Toute_LatitudeQue faire une fois que l'on a tout fait ? Lorsque l'on est un artiste reconnu et unanimement célébré pour son influence... mais que l'on réalise que l'on ne traversera jamais le "plafond de verre" du vrai succès populaire ? C'est le genre de question qui doit traverser l'esprit de Dominique A, après le triomphe artistique qu'aura été son "Eléor", sans doute son meilleur disque, et qui n'aura rien changé à son statut.

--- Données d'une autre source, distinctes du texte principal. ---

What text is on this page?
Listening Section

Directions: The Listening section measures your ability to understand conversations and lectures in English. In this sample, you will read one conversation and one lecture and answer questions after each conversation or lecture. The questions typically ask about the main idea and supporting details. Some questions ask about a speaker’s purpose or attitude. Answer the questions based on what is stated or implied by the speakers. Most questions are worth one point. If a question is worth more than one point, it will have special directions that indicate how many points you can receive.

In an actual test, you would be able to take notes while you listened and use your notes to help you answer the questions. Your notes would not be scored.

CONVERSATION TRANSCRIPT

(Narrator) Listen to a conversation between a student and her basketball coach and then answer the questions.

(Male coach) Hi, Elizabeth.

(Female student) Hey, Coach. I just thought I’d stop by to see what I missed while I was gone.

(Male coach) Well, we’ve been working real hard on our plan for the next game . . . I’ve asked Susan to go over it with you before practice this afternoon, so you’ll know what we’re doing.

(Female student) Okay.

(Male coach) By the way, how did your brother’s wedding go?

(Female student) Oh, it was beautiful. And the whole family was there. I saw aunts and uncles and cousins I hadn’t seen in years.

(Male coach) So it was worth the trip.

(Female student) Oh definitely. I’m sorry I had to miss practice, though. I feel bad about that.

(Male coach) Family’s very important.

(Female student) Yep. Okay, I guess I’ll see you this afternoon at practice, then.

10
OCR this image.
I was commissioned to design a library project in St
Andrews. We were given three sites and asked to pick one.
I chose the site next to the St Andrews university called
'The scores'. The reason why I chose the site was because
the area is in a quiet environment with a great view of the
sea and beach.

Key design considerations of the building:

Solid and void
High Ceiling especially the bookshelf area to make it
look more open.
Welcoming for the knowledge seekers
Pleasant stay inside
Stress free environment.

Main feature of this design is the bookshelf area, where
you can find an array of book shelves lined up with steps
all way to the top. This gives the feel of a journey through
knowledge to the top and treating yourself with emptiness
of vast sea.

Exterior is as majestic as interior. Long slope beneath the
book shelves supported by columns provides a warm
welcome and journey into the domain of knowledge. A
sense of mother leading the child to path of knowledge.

"Toute Lattitude" est marqué en tous cas par le doute - carburant des plus efficaces, on le sait - mais aussi une indéniable confusion : entre revenir en arrière vers l'électronique rêche des (remarquables) débuts, répéter des mélodies qui laisseront une vague impression de "déjà entendu" ("la Mort d'un Oiseau" en écho cruel du fameux "Courage des Ouseaux"), et tenter une nouvelle fois - pas toujours avec succès mais c'est le prix à payer - de nouvelles ambiances, cet album, qui en fait peut-être un peu trop, ne tranche pas. Emballées dans un demi-concept d'album bruyant en attendant un autre, plus calme nous annonce-t-on, quelques mois plus tard, enveloppées dans une pochette curieuse mais pas très réussie, les nouvelles chansons de Dominique A dégagent un rude sentiment d'inconfort. Un peu comme si l'on en était revenu à l'époque polémique de "Remué", quelques fois pour le meilleur (le secouant "Corps de ferme à l'abandon"), et d'autres pour le presque pire (le pénible "Des deux côtés d'une Ombre"). Dans l'ensemble, "Toute Latitude" est un album qui sourit peu, sans doute parce que comme tout artiste conscient des défis de l'époque (le sincère mais maladroit "Se décentrer"), et comme tout homme ayant l'âge où l'amour ressemble plus à un lendemain de défaite, Dominique A sait qu'il y a peu de raisons de se réjouir.

On regrettera quand même que, sans pour autant marquer une baisse de qualité dans sa discographie grâce à une bonne poignée de nouvelles chansons magnifiques (comme "Toute Latitude", justement...), ce nouveau Dominique A n'ait pas réussi à transcender malaise et incertitudes, et à transformer le plomb en or. Peut-être doit-on émettre l'hypothèse, surtout après avoir vu le "grand chauve" en scène livrer de nouvelles performances nerveuses et intenses sans jamais parvenir à "se lâcher", à basculer dans l'extase ou l'hystérie qui caractérisent le talent des grands performers Rock, que ce "plafond de verre", c'est lui-même qui l'a construit. Qu'une certaine impuissance fait partie de l'essence de la musique de Dominique A, rendant finalement illusoire le fait d'avoir "tout latitude" dans ses choix et ses mouvements. C'est peut-être là le doute secret qui empoisonne ce bel album inaccompli.